Como ya era tarde regresó a su casa, para esperar al día siguiente en donde pensaba derribar aquel añoso roble. Así fue como muy temprano en la mañana se dirigió nuevamente al sitio, ubicó al sentenciado y después de escupir sus dos manos y refregarlas, tomo su hacha y dio el primer golpe rotundo, haciendo saltar una gruesa capa de corteza, en tanto una bandada de pájaros salían volando espantados de la copa, uno a uno los golpes de su hacha despiadada hirieron de muerte al viejo roble, que moriría en silencio.
Evaristo continuó con su tarea hasta que en un momento, producto de la fatiga debido a lo robusto de ese tronco centenario, erró el golpe, y su afilada hacha se incrustó en su pierna, haciendo saltar un oscuro chorro de sangre que salpicó el tronco del roble y la tierra.
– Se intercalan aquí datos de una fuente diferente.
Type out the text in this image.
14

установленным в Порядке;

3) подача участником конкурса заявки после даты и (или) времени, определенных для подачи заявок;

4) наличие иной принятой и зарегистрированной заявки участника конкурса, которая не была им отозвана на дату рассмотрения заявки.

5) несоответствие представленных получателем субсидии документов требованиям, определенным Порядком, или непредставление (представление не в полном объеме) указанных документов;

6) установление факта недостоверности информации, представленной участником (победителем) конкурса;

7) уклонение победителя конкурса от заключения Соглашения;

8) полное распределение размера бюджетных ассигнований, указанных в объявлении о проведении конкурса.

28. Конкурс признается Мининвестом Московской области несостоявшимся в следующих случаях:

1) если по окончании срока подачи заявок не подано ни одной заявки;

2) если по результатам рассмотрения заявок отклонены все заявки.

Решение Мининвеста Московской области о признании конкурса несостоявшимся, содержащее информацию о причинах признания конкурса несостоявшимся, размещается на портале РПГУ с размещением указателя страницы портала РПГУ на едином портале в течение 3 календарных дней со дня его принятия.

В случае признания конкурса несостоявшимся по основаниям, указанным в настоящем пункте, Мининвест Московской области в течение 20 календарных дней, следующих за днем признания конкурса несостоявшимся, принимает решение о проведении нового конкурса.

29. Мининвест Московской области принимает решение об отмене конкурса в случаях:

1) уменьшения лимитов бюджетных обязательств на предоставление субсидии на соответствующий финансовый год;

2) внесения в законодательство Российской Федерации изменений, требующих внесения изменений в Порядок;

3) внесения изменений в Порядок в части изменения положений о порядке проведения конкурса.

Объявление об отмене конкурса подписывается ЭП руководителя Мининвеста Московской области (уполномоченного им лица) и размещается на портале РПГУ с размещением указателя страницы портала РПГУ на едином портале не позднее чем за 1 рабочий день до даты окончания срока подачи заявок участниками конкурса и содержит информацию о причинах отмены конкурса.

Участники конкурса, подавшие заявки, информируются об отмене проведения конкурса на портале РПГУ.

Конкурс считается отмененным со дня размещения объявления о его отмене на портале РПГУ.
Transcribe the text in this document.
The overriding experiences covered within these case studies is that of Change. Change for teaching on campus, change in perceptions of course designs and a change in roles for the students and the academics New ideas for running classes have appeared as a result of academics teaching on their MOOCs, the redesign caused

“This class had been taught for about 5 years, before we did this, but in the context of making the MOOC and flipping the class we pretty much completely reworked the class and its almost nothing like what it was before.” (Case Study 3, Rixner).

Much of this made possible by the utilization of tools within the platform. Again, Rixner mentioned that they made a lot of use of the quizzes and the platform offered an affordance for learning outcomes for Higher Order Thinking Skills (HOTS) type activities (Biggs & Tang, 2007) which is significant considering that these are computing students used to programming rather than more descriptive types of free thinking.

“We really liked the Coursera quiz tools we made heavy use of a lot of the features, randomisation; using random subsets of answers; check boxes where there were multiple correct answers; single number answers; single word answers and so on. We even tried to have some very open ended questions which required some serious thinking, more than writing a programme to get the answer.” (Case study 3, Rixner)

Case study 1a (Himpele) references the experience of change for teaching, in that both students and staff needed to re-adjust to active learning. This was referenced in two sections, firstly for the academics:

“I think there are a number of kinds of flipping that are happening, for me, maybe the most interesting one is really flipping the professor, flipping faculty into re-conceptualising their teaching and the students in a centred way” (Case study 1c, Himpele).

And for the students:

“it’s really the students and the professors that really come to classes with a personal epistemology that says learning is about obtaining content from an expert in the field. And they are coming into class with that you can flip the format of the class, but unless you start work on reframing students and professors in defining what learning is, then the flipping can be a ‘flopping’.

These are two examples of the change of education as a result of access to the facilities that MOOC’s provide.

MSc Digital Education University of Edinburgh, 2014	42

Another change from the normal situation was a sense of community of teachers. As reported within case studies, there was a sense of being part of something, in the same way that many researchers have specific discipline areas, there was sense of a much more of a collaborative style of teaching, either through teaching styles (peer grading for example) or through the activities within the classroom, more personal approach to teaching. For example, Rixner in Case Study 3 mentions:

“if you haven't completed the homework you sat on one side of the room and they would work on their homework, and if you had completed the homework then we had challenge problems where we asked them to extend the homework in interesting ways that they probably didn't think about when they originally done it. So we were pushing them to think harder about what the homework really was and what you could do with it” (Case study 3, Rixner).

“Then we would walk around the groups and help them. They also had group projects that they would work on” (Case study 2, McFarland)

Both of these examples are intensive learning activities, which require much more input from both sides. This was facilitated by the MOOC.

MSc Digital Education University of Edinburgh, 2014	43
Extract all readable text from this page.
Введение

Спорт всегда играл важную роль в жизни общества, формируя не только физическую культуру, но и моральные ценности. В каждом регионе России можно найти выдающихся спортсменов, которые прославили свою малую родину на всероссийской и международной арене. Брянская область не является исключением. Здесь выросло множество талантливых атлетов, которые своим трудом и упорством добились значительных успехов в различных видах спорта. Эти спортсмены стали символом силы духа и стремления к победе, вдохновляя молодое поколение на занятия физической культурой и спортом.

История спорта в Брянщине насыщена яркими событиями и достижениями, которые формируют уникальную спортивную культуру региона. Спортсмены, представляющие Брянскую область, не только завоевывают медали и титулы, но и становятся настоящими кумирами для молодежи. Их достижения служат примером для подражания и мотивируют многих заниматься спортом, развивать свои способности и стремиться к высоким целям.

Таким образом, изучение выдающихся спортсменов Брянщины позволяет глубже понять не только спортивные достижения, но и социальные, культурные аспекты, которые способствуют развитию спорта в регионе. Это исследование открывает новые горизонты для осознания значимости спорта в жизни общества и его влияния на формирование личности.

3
Evaristo soltó un desgarrador grito de dolor que nadie escuchó, y luego, calló al suelo.
Habían pasado dos semanas, ye el carpintero con su carro se acercaba por el camino de tierra para saber del encargo realizado a Evaristo, al llegar a la vieja casa un silencio profundo inundaba el lugar y no se veía un solo rastro del leñador, el carpintero esperó un largo rato y sin mas trámite pegó un rebencazo a sus caballos que arrastraron al carruaje para regresar al pueblo.
Cuenta la gente del lugar que nunca más se lo vio a Evaristo ni vivo ni muerto, y que las enredaderas del bosque cubrieron su precaria casa abandonada, solo en la espesura del monte aún en pié, un añoso roble muerto, muestra un profundo tajo en su tronco, en donde un nido de palomas se protege de la lluvia y del viento del invierno, y a sus pies una vieja hacha cubierta por las malezas, quizás único testigo del destino final de ese hombre empecinado en terminar con la naturaleza que lo rodeaba, sabiendo que también terminaría con su vida.